Kemudian dari waktu ke waktu, kedua istilah tersebut digunakan dalam proses fermentasi bahan pangan hasil ternak yakni susu dan daging, serta digunakan untuk sayuran dan untuk produk fermentasi lainnya (Ray dan Miller, 2003). Sejak manusia mengkonsumsi hasil metabolisme dari baketri tersebut selama beberapa lama tanpa efek yang merugikan yang ditimbulkan, bakteri kultur starter kini dipertimbangkan sebagai bahan pangan yang aman, bermutu baik, dan bahkan memilki beberapa keuntungan bagi yang mengkonsumsinya. Saat ini, yang dikenal dalam pangan fermentasi hanyalah beberapa spesies dari Lactococcus, Leuconostoc, dan Pediococcus saja, serta beberapa spesies dari Lactobacillus dan Bifidobacterium yang memiliki manfaat pada saluran pencernaan manusia (Ray, 2000).
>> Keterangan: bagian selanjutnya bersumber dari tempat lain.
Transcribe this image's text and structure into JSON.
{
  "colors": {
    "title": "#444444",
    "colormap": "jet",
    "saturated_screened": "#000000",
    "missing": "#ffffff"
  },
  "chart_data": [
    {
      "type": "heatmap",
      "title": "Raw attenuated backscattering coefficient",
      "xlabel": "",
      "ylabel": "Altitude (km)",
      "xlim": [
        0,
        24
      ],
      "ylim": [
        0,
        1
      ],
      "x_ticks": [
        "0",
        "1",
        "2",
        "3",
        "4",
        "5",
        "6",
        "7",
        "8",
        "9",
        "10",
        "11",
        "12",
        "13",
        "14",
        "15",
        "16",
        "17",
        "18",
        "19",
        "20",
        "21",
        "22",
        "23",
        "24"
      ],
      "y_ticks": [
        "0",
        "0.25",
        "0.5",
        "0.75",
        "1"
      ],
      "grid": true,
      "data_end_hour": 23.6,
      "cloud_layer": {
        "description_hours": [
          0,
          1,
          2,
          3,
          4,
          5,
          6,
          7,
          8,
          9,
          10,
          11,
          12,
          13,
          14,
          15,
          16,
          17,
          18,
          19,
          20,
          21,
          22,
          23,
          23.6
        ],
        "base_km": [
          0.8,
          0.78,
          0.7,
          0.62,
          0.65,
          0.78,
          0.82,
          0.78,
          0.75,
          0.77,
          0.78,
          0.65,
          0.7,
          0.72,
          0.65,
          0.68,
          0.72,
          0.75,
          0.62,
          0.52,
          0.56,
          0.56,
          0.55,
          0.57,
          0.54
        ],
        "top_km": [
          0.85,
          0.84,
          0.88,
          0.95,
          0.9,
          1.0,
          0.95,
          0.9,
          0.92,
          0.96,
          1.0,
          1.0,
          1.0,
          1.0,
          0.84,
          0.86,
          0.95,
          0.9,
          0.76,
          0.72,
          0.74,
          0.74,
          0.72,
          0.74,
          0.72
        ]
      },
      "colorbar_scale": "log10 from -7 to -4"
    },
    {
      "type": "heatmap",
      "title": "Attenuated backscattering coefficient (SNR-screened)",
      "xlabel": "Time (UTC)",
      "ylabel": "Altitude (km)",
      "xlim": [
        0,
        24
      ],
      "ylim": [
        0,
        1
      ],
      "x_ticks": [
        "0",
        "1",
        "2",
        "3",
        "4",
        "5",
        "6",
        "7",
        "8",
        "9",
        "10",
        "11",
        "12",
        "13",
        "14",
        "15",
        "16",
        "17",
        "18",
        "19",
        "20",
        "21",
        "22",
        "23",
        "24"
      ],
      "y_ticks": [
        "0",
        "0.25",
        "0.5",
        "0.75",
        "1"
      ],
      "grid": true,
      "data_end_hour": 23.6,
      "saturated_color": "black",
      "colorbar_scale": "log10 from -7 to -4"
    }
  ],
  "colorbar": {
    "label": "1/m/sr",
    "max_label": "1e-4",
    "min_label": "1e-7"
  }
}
Salah satu karakteristik yang terpenting dari BAL yakni kemampuannya dalam menghasilkan sifat antimikroba. Beberapa dari mereka telah diketahui karakterisasinya, tetapi juga masih banyak yang diidentifikasi dari spesies atau strain dan kandungan nutrisi, sifat fisik, dan suasana kimia dari tempat tumbuh. Bakteri asam laktat berperan sebagai senyawa antimikroba melalui hasil metabolitnya seperti asam organik, bakteriosin, H2O2, CO2, serta diasetil (Vuyst dan Vandamme, 1994). Antimikroba ini dapat mencegah atau membunuh mikroorganisme yang menjadi target seperti jamur, kapang, bakteri vegetatif, spora, dan bahkan virus. Aktivitas antimikroba bervariasi tergantung dari hasil metabolismenya masing-masing.

Lactobacillus plantarum

L. plantarum termasuk bakteri dalam filum Firmicutes, kelas Bacilli, ordo Lactobacillales, famili Lactobacillaceae dan genus Lactobacillus. L. plantarum merupakan salah satu jenis BAL homofermentatif dengan pertumbuhan yang optimal pada suhu 30-37 oC serta pada pH 5-7 (Emanuel et al., 2005). L. plantarum mempunyai kemampuan untuk menghambat mikroorganisme patogen pada bahan pangan dengan daerah penghambatan terbesar dibandingkan dengan bakteri asam laktat lainnya (Jenie dan Rini, 1995). Salah satu isolat BAL yang berpotensi memproduksi bakteriosin yakni L. plantarum(Elegado et al., 2003).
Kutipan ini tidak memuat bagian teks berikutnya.